Consumer Advocate and Harvard Law Professor Elizabeth Warren announced her candidacy for Senate to defeat Republican Scott Brown last year. Before that, however, Warren spent the better part of the previous year setting up the Consumer Financial Protection Bureau, a one-stop shop to guard consumers against unfair or fraudulent financial products.
To help in that endeavor, Warren turned to Patricia McCoy, Director of the Insurance Law Center, due to her expertise on mortgages and home equity markets. “I’ve known Pat since, well forever,” Warren said during a campaign stop in Springfield this month. She said Prof. McCoy was “one of the very first people” she put in place while setting up the bureau in the Fall of 2010.
However, Warren’s connections to the law school are not just professional. Her husband, Bruce Mann, also a law professor at Harvard today, began his teaching career at UCONN. According to Law School archives, the courses Mann taught over two years at the law school, which was then located in West Hartford on Asylum Avenue, included Property, Legal History and Trusts and Estates.
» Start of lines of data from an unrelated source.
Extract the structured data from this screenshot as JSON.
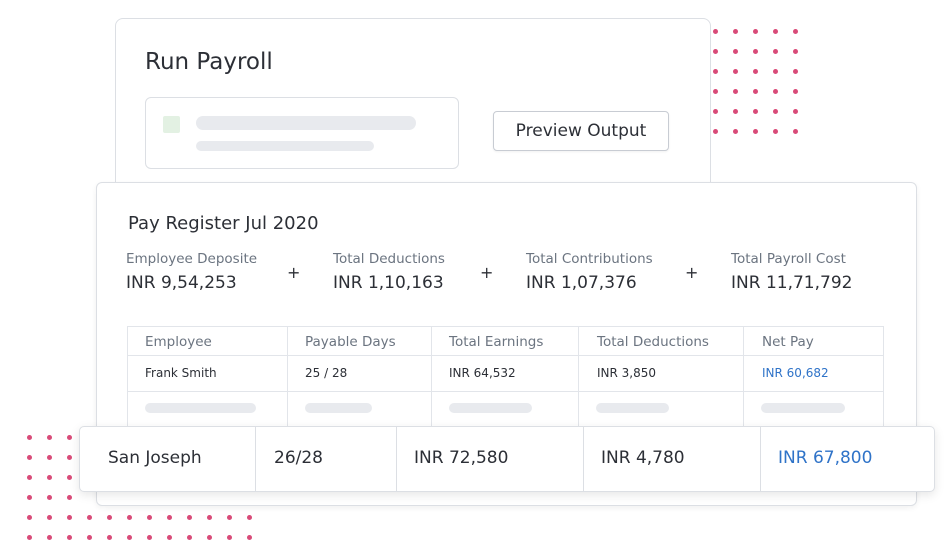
{
  "run_payroll": {
    "title": "Run Payroll",
    "preview_button": "Preview Output"
  },
  "pay_register": {
    "title": "Pay Register Jul 2020",
    "summary": [
      {
        "label": "Employee Deposite",
        "value": "INR 9,54,253"
      },
      {
        "label": "Total Deductions",
        "value": "INR 1,10,163"
      },
      {
        "label": "Total Contributions",
        "value": "INR 1,07,376"
      },
      {
        "label": "Total Payroll Cost",
        "value": "INR 11,71,792"
      }
    ],
    "operator": "+",
    "table": {
      "headers": [
        "Employee",
        "Payable Days",
        "Total Earnings",
        "Total Deductions",
        "Net Pay"
      ],
      "rows": [
        [
          "Frank Smith",
          "25 / 28",
          "INR 64,532",
          "INR 3,850",
          "INR 60,682"
        ]
      ]
    }
  },
  "highlighted_row": [
    "San Joseph",
    "26/28",
    "INR 72,580",
    "INR 4,780",
    "INR 67,800"
  ],
  "colors": {
    "accent_dots": "#d94a78",
    "link_blue": "#2f73c8",
    "border": "#dcdfe4"
  }
}
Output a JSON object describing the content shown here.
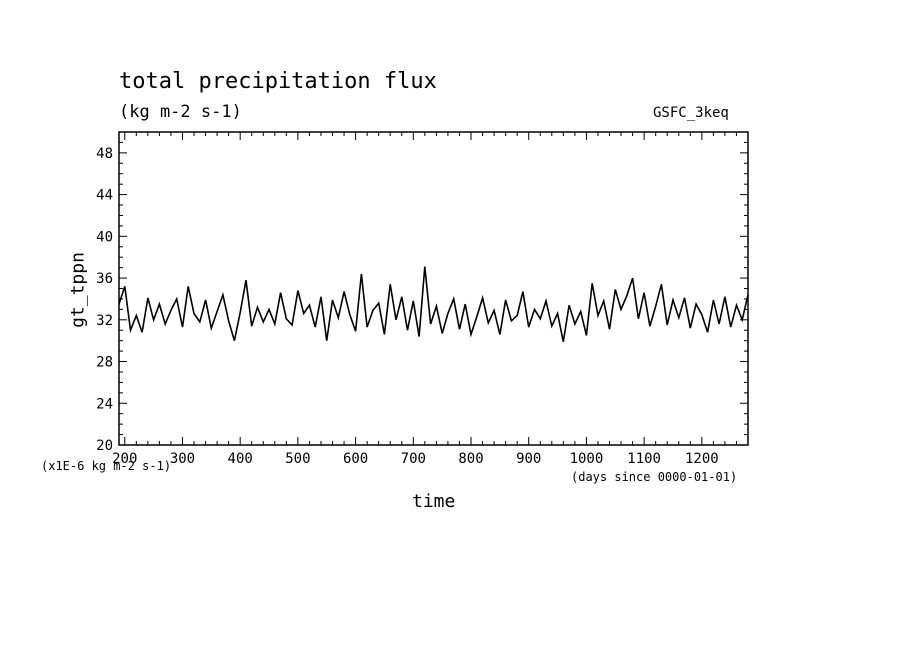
{
  "chart_data": {
    "type": "line",
    "title": "total precipitation flux",
    "subtitle": "(kg m-2 s-1)",
    "tag": "GSFC_3keq",
    "xlabel": "time",
    "ylabel": "gt_tppn",
    "scale_note": "(x1E-6 kg m-2 s-1)",
    "x_units_note": "(days since 0000-01-01)",
    "xlim": [
      190,
      1280
    ],
    "ylim": [
      20,
      50
    ],
    "xticks": [
      200,
      300,
      400,
      500,
      600,
      700,
      800,
      900,
      1000,
      1100,
      1200
    ],
    "xtick_labels": [
      "200",
      "300",
      "400",
      "500",
      "600",
      "700",
      "800",
      "900",
      "1000",
      "1100",
      "1200"
    ],
    "yticks": [
      20,
      24,
      28,
      32,
      36,
      40,
      44,
      48
    ],
    "ytick_labels": [
      "20",
      "24",
      "28",
      "32",
      "36",
      "40",
      "44",
      "48"
    ],
    "line_color": "#000000",
    "series": [
      {
        "x": [
          190,
          200,
          210,
          220,
          230,
          240,
          250,
          260,
          270,
          280,
          290,
          300,
          310,
          320,
          330,
          340,
          350,
          360,
          370,
          380,
          390,
          400,
          410,
          420,
          430,
          440,
          450,
          460,
          470,
          480,
          490,
          500,
          510,
          520,
          530,
          540,
          550,
          560,
          570,
          580,
          590,
          600,
          610,
          620,
          630,
          640,
          650,
          660,
          670,
          680,
          690,
          700,
          710,
          720,
          730,
          740,
          750,
          760,
          770,
          780,
          790,
          800,
          810,
          820,
          830,
          840,
          850,
          860,
          870,
          880,
          890,
          900,
          910,
          920,
          930,
          940,
          950,
          960,
          970,
          980,
          990,
          1000,
          1010,
          1020,
          1030,
          1040,
          1050,
          1060,
          1070,
          1080,
          1090,
          1100,
          1110,
          1120,
          1130,
          1140,
          1150,
          1160,
          1170,
          1180,
          1190,
          1200,
          1210,
          1220,
          1230,
          1240,
          1250,
          1260,
          1270,
          1280
        ],
        "values": [
          33.5,
          35.2,
          31.0,
          32.4,
          30.8,
          34.1,
          32.0,
          33.5,
          31.6,
          32.9,
          34.0,
          31.3,
          35.2,
          32.6,
          31.8,
          33.9,
          31.2,
          32.8,
          34.4,
          31.9,
          30.0,
          32.7,
          35.8,
          31.4,
          33.2,
          31.8,
          33.0,
          31.6,
          34.6,
          32.1,
          31.5,
          34.8,
          32.6,
          33.4,
          31.3,
          34.2,
          30.0,
          33.9,
          32.2,
          34.7,
          32.5,
          30.9,
          36.4,
          31.3,
          32.9,
          33.6,
          30.6,
          35.4,
          32.0,
          34.2,
          31.0,
          33.8,
          30.4,
          37.1,
          31.6,
          33.3,
          30.7,
          32.6,
          34.0,
          31.1,
          33.5,
          30.6,
          32.3,
          34.1,
          31.7,
          32.9,
          30.6,
          33.9,
          31.9,
          32.4,
          34.7,
          31.3,
          33.0,
          32.1,
          33.8,
          31.4,
          32.6,
          29.9,
          33.4,
          31.6,
          32.8,
          30.5,
          35.5,
          32.4,
          33.8,
          31.1,
          34.9,
          33.0,
          34.3,
          36.0,
          32.1,
          34.6,
          31.4,
          33.3,
          35.4,
          31.5,
          33.9,
          32.2,
          34.1,
          31.2,
          33.5,
          32.5,
          30.8,
          33.9,
          31.6,
          34.2,
          31.3,
          33.4,
          32.0,
          34.4
        ]
      }
    ]
  }
}
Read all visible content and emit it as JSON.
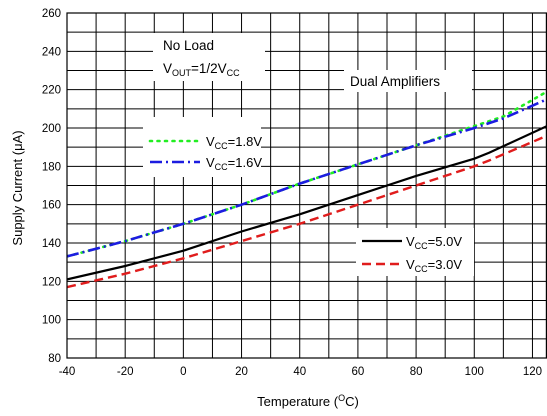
{
  "chart_data": {
    "type": "line",
    "xlabel": {
      "main": "Temperature (",
      "sup": "O",
      "tail": "C)"
    },
    "ylabel": {
      "main": "Supply Current (",
      "mu": "μ",
      "tail": "A)"
    },
    "xlim": [
      -40,
      125
    ],
    "ylim": [
      80,
      260
    ],
    "x_ticks": [
      -40,
      -20,
      0,
      20,
      40,
      60,
      80,
      100,
      120
    ],
    "y_ticks": [
      80,
      100,
      120,
      140,
      160,
      180,
      200,
      220,
      240,
      260
    ],
    "grid": true,
    "annotations": {
      "no_load": "No Load",
      "vout_main": "V",
      "vout_sub": "OUT",
      "vout_mid": "=1/2V",
      "vout_sub2": "CC",
      "dual": "Dual Amplifiers"
    },
    "series": [
      {
        "main": "V",
        "sub": "CC",
        "tail": "=1.8V",
        "color": "#22ee22",
        "dash": "dotted",
        "legend_group": "upper",
        "points": [
          [
            -40,
            133
          ],
          [
            -20,
            141
          ],
          [
            0,
            150
          ],
          [
            20,
            160
          ],
          [
            40,
            171
          ],
          [
            60,
            181
          ],
          [
            80,
            191
          ],
          [
            100,
            201
          ],
          [
            110,
            206
          ],
          [
            125,
            219
          ]
        ]
      },
      {
        "main": "V",
        "sub": "CC",
        "tail": "=1.6V",
        "color": "#1c1ce0",
        "dash": "dashdot",
        "legend_group": "upper",
        "points": [
          [
            -40,
            133
          ],
          [
            -20,
            141
          ],
          [
            0,
            150
          ],
          [
            20,
            160
          ],
          [
            40,
            171
          ],
          [
            60,
            181
          ],
          [
            80,
            191
          ],
          [
            100,
            200
          ],
          [
            110,
            205
          ],
          [
            125,
            215
          ]
        ]
      },
      {
        "main": "V",
        "sub": "CC",
        "tail": "=5.0V",
        "color": "#000000",
        "dash": "solid",
        "legend_group": "lower",
        "points": [
          [
            -40,
            121
          ],
          [
            -20,
            128
          ],
          [
            0,
            136
          ],
          [
            20,
            146
          ],
          [
            40,
            155
          ],
          [
            60,
            165
          ],
          [
            80,
            175
          ],
          [
            100,
            184
          ],
          [
            105,
            187
          ],
          [
            125,
            201
          ]
        ]
      },
      {
        "main": "V",
        "sub": "CC",
        "tail": "=3.0V",
        "color": "#e01c1c",
        "dash": "dashed",
        "legend_group": "lower",
        "points": [
          [
            -40,
            117
          ],
          [
            -20,
            124
          ],
          [
            0,
            132
          ],
          [
            20,
            141
          ],
          [
            40,
            150
          ],
          [
            60,
            160
          ],
          [
            80,
            170
          ],
          [
            100,
            180
          ],
          [
            105,
            183
          ],
          [
            125,
            196
          ]
        ]
      }
    ]
  }
}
Warren and Mann met at a convention for new law professors in Miami. Not too long thereafter, according to Warren, they were married in Farmington. Professor Hugh Macgill and his wife stood up for them at their wedding.
Prof. Macgill was at UCONN when Mann began teaching. Warren called Macgill her husband’s guide, coach and critic as he began his career in legal instruction. Mann would leave the law school shortly after he married Warren in part to better coordinate his teaching assignments with those of his wife.
While Warren herself cannot did not teach at the school, the relationships she and her husband have maintained have given members of the Law School community influence on the national stage. For example, the mortgage regulations Prof. McCoy helped write during the CFPB’s infancy could have a major impact as the agency endeavors to make mortgages more understandable consumers.
Disclosure: The writer of this article is a Massachusetts resident and publishes a blog that has written about Warren before.